ASAL USUL BAHASA
Bahasa menurut teori Yo-He-Ho adalah berasal dari bunyi yang dihasilkan oleh sekumpulan manusia ketika berkerja sama melakukan sesuatu. Bunyi wujud dengan tidak sengaja akibat penggunaan tenaga dan hembusan udara, seperti mengangkat rumah, pokok, batu, ucapan tertentu. Wujud karena gerakan otot dan pita suara bergetar lalu terciptalah ucapan khusus. Bunyi itu bekembang dan akhirnya menjadi kata yang bermakna, seperti bunyi hourse, left, angkat. Konsep bunyi yang dikemukakan dalam teori ini dapat menerangkan kejadian vokal dan konsonan dalam ujaran. Bahasa pertama lahir akibat dari kegitan sosial dan tujuan utamanya untuk berkomunikasi antara manusia dalam budaya tertentu.
Ditinjau dari segi sejarah F.de Saussure (terjemahan Wade Bastian, 1974:1) mengatakan bahwa sejarah bahasa dapat dibagi atas tiga tahap perkembangan yakni:
a. Tahap Grama. Studi ini diusahakan oleh orang-orang Grika yang kemudian dilanjutkan oleh ahli-ahli Prancis. Tahap ini lebih banyak memberikan aturan dalam bahasa, mana yang benar/salah, normatif dan terbatas.
b. Tahap Filogi. Diusahakan oleh orang-orang Alexandria misalnya Frienrich August Wolf bahasa bukan objek.
c. Tahapan perbandingan atau yang biasa disebut comparative philogi. Pada tahap ini para ahli memperbandingkan bahasa yang satu dengan bahasa yang lain. Misalnya Franz Bopp dalam buku Uberdas Conjugation System der Sanskrit Spraehe memperbandingkan bahasa sanskrit, Jerman, Grika dan lain-lain.
Agar kita mendapatkan gambaran yang lebih lengkap tentang perkembangan terjadinya bahasa ada beberapa priode yang dikemukakan Syaf Sulaiman (1973).
1. Priode Permulaan
Priode ini awal dicirikan oleh faktor logika yang menjadi tumpuhan analisis. Priode ini dibagi atas :
a) Masa India\
Di India piagam-piagam Asoka dianggab dokumen tertulis yang tertua. Meskipun di India tulis-menulis telah dikenal, tetapi cara belajar yang disampaikan secara lisan masih berlanjut sampai awal abad ke 19.
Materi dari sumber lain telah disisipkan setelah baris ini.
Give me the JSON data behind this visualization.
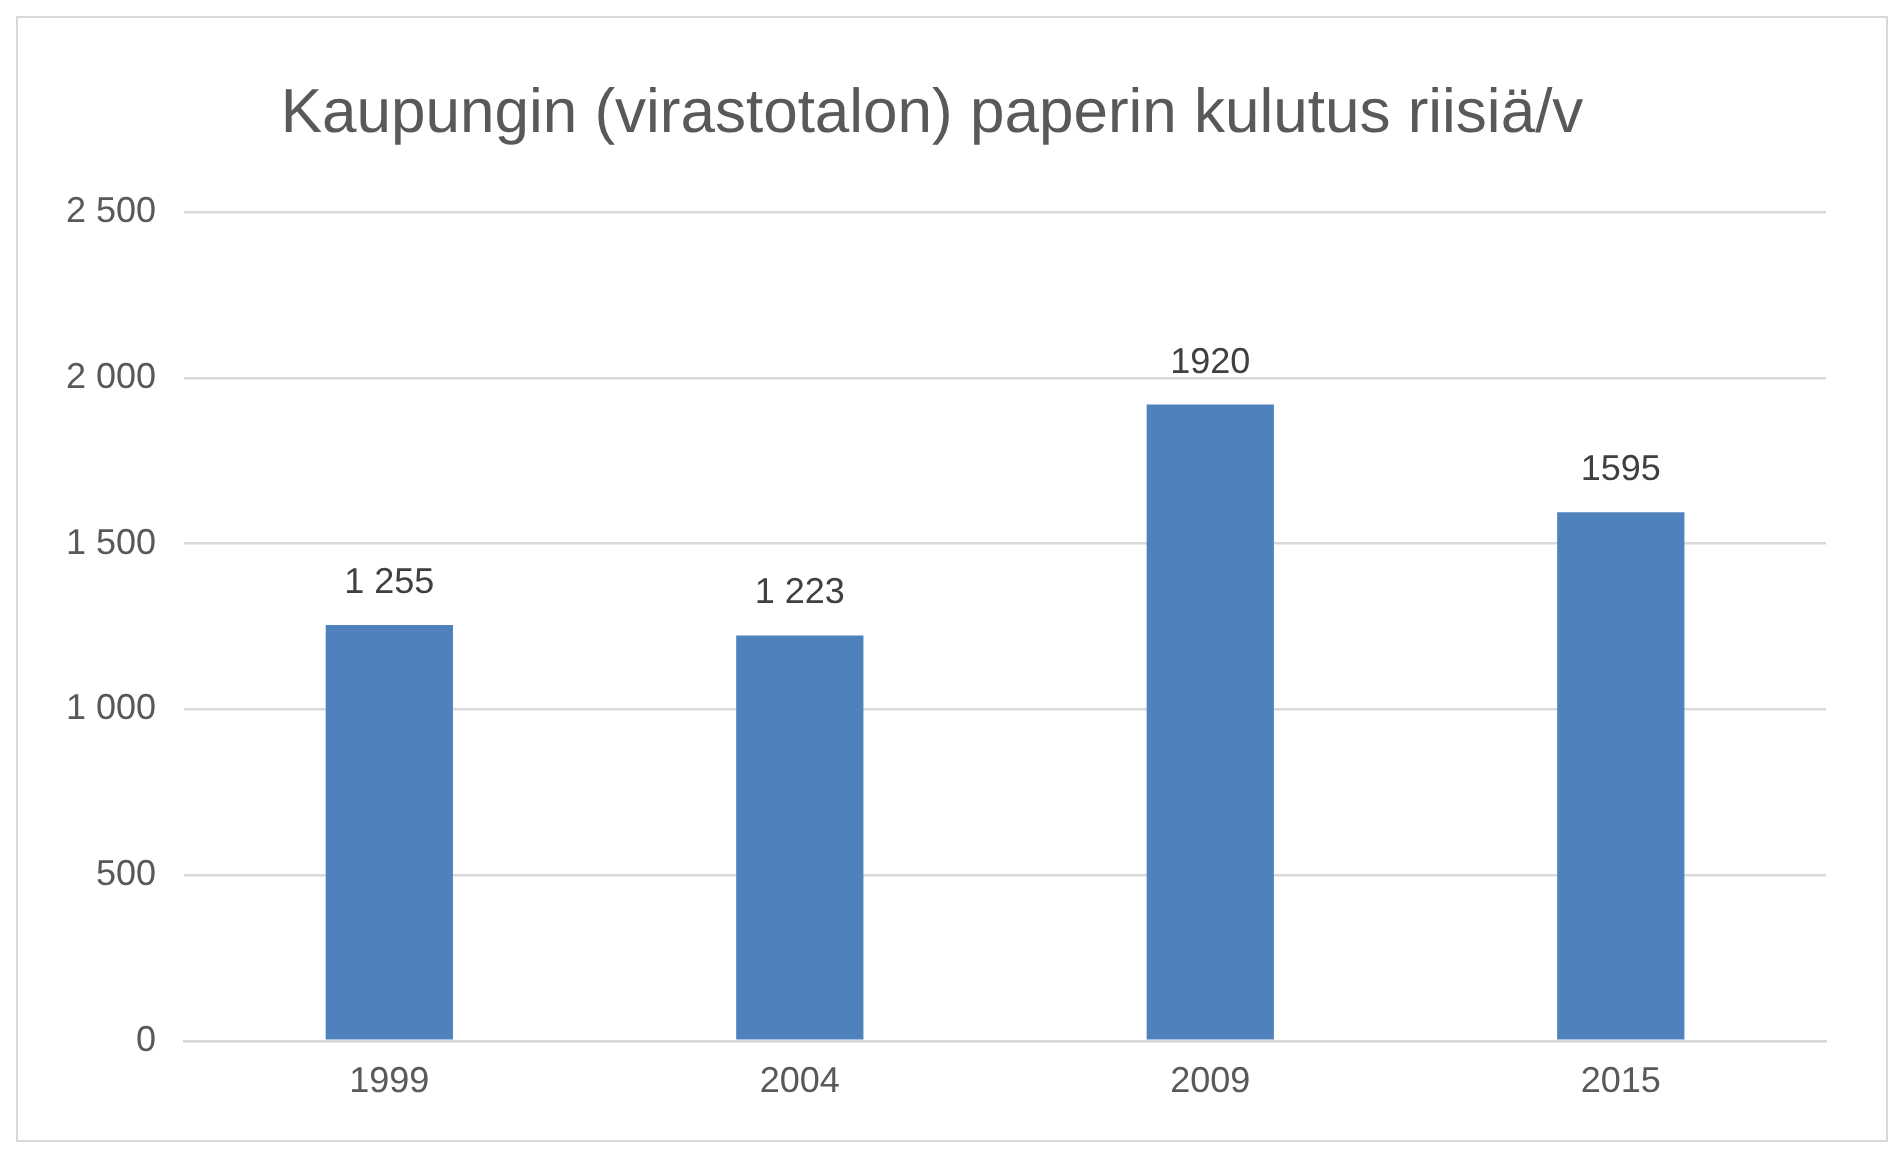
{
  "chart_data": {
    "type": "bar",
    "title": "Kaupungin (virastotalon) paperin kulutus riisiä/v",
    "categories": [
      "1999",
      "2004",
      "2009",
      "2015"
    ],
    "values": [
      1255,
      1223,
      1920,
      1595
    ],
    "value_labels": [
      "1 255",
      "1 223",
      "1920",
      "1595"
    ],
    "color": "#4f81bd",
    "ylim": [
      0,
      2500
    ],
    "yticks": [
      0,
      {
        "value": 500,
        "label": "500"
      },
      {
        "value": 1000,
        "label": "1 000"
      },
      {
        "value": 1500,
        "label": "1 500"
      },
      {
        "value": 2000,
        "label": "2 000"
      },
      {
        "value": 2500,
        "label": "2 500"
      }
    ],
    "grid": "y",
    "legend": false
  }
}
Abjad yang digunakan ialah abjad brahm yaitu menurut Buchler telah ada sejak abad ke-5 SM. Abjad ini menurut dugaan diciptakan oleh kaum Brahmana yang cerdik dan terdiri dari 46 huruf yang kemudian oleh Panini diambil sebagai dasar untuk memahami tata bahasanya.
b) Masa Yunani
Orang Yunani mempersoalkan mengapa terjadi peristiwa-peristiwa tersebutl. Hal itu tidaklah mengherankan karena mereka yang bergerak dalam bahasa pada waktu itu adalah filosof, maka pandangan mereka terhadap bahasa tentu bertitik tolak dari filsafat.
Plato yang terkenal dengan percakapan yang berjudul Kratylos atau Cratylus mempersoalkan hubungan antara lambang dan acuhannya. Socrates (460-399 SM) berpendapat bahwa lambang harus sesuai dengan acuhan. Aristoteles (348-322 SM) berpendapat hubungan antara lambang dan acuhan adalah bersifat konvesional (permufakatan masyarakat pemakai bahasa).
Di atas telah dikatakan bahwa pandangan mereka tentang bahasa dilihat dari segi filsafat. Merekapun telah mempersoalkan kelas kata. Plato membaginya atas onoma (nomen) dan rhema (verbum). Oleh Aristoteles pembagian ini dijadikan tiga yakni onama, rhema dan syndesmoi.
Oleh kaum Stoa yang berkembang pada awal ke-4 SM, kelas-kelas kata di atas diperluas menjadi empat, nomen, verbum, syndesmoi, dan arthron (kata sandang).
c) Masa Romawi
Tokoh Romawi yang secara hati-hati membahas bidang lingustik bahasa latin ialah Varro (116-27 SM). Varro mengarang sebuah buku yang berjudul De Lingua Latina yang terdiri dari 25 jilid. Selain Varro masih ada ahli bahasa yang hidup pada waktu itu yang dapat diminta keterangannya ialah Priscia yang kemudian dikenal sebagai peletak dasar tata bahasa.
d) Masa Pertengahan
Pada masa pertengahan itu, perhatian lebih banyak ditunjukan kepada bahasa Romawi meskipun kerajaan Romawi telah lenyap. Tujuan ahli tata bahasa pada waktu itu ialah mencari persesuaian antara peristiwa-peristiwa bahasa dan prinsip teori yang telah disusun terlebih dahulu.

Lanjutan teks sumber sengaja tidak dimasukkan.